Be Careful! The Sharks Will Eat You!
nytheatre.com review by Lynn Berg
August 17, 2011
Great one person shows leave me thinking this is the best way to tell this story and this is the best person to tell it. That's what I got from Jay Alvarez's Be Careful! The Sharks Will Eat You!, one of the FringeNYC shows playing at the Cherry Lane Theatre. The story is of the Alvarez family's perilous flight from Communist Cuba in 1964. Despite being 4 years old at the time, no one else could tell this tale like Jay Alvarez does and he does so with skill and heart.
That's not to say he doesn't have help. Alvarez, like the characters in his story, receives some essential assistance. The play was developed and directed by Theresa Gambacorta who sails Alvarez's passionate, loving performance through tight and suspenseful pacing. The sound design from Kelly Ericson Harnett deserves special mention, too, for transforming the bare stage into the Tropicana and an open boat on the Caribbean sea with music, waves and whispers.
There are no literal sharks in the story but there are figurative sharks. They are Fidel Castro and the Communists, who show their blood-thirsty natures once they take power in Cuba, and the Alvarez family's own neighbors and friends who may be spies for that government. The story of the refugees' escape from Cuba is fraught with circling danger and desperate split-second decisions to escape being eaten.
While Alvarez is our guide, embodying many characters from his family and friends, the central plot of the story is told from the point of view of Alvarez's father, Humberto. This is appropriate and affecting as Humberto's the real heart and hero of the story. He's the mastermind and leader of the group's escape.

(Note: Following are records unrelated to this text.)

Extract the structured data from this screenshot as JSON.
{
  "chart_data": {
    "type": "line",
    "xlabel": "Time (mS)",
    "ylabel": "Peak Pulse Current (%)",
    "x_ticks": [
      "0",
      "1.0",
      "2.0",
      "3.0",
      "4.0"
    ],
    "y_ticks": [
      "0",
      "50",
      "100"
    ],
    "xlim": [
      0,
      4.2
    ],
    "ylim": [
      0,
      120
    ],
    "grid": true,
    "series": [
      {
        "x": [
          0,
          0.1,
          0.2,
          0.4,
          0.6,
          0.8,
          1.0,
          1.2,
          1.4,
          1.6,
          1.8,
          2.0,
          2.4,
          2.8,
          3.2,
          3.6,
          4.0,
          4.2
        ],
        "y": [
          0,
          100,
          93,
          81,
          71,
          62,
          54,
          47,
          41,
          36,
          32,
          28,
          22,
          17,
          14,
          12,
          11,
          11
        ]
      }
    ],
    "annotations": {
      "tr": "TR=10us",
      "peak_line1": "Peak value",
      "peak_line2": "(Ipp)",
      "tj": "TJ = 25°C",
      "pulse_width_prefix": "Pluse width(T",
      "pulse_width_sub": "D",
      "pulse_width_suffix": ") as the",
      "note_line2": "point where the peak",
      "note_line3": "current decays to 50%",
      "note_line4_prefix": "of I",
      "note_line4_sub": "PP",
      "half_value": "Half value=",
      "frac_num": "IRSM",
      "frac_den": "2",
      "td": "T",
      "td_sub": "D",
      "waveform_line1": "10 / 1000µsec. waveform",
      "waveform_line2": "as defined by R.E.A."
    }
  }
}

Imagine leading 24 of your immediate family and closest friends in a dangerous escape. In the middle of the night you load them into overcrowded boats out to sea and away from their beloved home and the rest of their family and friends. Their lives are in your hands. I don't know if I could do what Humberto Alvarez did. As he tells us, he wasn't given the luxury of doubt. His son Jay lets us experience the danger and fear through Humberto's eyes as he's confronted with choices that decide his family's and friends' fate.
Humberto's actions are heroic but he never asks to be a hero. He simply hopes for a better life for his family and friends. Jay Alvarez doesn't ask us to see his family as heroic, either. Maybe because after Fidel, one doesn't trust heroes. Alvarez tells Cuba's and his family's story, simply and effectively, without plays for glory or reverence. This makes Be Careful! The Sharks Will Eat You! a powerful communal experience.